Cour d’appel de Bordeaux, le 23 février 2026, n°25/04524
La Cour d’appel de Bordeaux, dans un arrêt du 23 février 2026, a ordonné le retrait du rôle d’une instance en cours. Cette décision intervient dans un litige locatif opposant des sociétés bailleuses à leur preneur, une société exerçant une activité de restauration. Le bail commercial avait donné lieu à des impayés persistants. Une procédure de redressement judiciaire puis de liquidation judiciaire fut ouverte à l’encontre du preneur. Les bailleurs, ayant initialement saisi le juge des référés pour constater la résolution du bail et obtenir expulsion et paiement, furent déclarés irrecevables par ordonnance du 4 août 2025. Ils interjetèrent appel. Postérieurement à cette déclaration d’appel, le plan de redressement fut résolu et la liquidation judiciaire prononcée le 7 janvier 2026. Les appelantes sollicitèrent alors le retrait du rôle, demande à laquelle l’intimée, non constituée, ne s’opposa pas. La question se posait de savoir si les conditions légales du retrait du rôle étaient réunies en l’espèce. La cour accueillit la demande et ordonna le retrait du rôle.
La solution de la cour s’appuie sur une application stricte des textes procéduraux. Elle rappelle utilement les effets et les limites d’une telle mesure.
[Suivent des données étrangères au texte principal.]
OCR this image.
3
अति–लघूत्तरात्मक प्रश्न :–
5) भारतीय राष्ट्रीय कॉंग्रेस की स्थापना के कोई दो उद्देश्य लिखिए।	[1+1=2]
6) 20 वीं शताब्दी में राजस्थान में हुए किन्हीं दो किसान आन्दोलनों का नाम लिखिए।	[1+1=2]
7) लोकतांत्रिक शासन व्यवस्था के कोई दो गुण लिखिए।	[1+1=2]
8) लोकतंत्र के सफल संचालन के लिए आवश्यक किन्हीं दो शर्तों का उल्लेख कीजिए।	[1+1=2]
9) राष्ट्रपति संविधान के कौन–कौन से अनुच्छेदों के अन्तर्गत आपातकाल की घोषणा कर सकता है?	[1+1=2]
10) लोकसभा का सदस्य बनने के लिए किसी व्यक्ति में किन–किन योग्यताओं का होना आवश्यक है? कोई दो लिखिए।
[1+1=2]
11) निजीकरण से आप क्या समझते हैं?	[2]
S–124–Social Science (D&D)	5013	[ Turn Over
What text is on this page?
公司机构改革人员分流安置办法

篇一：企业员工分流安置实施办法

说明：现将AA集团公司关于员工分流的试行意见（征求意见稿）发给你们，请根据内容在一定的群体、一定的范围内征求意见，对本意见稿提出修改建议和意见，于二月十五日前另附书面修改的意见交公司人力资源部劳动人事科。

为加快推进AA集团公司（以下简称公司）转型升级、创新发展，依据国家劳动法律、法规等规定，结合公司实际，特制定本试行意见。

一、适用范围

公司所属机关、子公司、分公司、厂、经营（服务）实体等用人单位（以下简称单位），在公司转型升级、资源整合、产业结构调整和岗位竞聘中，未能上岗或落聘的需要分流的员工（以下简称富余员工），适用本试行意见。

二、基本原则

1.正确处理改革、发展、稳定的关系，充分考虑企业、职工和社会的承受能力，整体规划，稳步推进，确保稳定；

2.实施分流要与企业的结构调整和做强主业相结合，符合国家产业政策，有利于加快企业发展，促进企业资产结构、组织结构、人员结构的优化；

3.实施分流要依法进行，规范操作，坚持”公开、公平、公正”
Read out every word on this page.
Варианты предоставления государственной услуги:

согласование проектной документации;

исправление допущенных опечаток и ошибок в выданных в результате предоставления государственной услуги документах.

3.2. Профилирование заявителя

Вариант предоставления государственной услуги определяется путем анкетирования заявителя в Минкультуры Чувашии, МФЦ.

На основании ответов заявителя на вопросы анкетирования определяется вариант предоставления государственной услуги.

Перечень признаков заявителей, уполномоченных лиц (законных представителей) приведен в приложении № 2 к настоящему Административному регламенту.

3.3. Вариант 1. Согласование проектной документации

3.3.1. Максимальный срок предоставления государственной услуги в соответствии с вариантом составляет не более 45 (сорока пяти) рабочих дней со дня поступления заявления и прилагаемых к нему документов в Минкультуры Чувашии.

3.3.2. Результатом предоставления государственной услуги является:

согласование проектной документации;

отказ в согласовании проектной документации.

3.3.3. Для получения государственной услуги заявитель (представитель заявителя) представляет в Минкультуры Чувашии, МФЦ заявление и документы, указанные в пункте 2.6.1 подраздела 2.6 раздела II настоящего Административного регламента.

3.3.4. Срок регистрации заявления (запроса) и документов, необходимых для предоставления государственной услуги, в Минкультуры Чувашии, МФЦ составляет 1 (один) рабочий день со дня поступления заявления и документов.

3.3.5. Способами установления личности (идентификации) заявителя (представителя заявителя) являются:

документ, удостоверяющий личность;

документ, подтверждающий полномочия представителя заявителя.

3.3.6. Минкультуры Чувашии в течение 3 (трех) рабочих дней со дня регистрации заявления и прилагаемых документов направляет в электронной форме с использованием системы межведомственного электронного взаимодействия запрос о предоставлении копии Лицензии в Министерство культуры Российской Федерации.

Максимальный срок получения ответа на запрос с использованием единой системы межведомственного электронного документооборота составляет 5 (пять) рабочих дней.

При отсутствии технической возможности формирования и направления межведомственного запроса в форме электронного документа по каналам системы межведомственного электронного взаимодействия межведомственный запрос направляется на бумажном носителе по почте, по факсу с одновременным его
**I. Une application rigoureuse des conditions légales du retrait du rôle**
L’arrêt procède à une vérification minutieuse des conditions posées par l’article 382 du code de procédure civile. La cour constate d’abord l’existence d’une demande écrite et motivée émanant des appelantes. Elle relève ensuite que l’intimée ne s’est pas constituée devant elle. La décision considère que cette absence de constitution équivaut à une absence d’opposition, permettant de satisfaire à l’exigence d’une demande concordante de toutes les parties. La cour “ordonne le retrait du rôle de l’affaire” au motif que “les appelantes en faisant la demande écrite et motivée, et l’intimée n’ayant pas constitué avocat, il y a lieu” de le faire. Cette analyse est conforme à une interprétation bien établie. La jurisprudence admet que le défaut de constitution d’une partie, en ne manifestant aucune volonté de poursuivre l’instance, vaut acquiescement à la demande de retrait. La solution préserve l’économie procédurale en évitant la tenue d’un débat inutile.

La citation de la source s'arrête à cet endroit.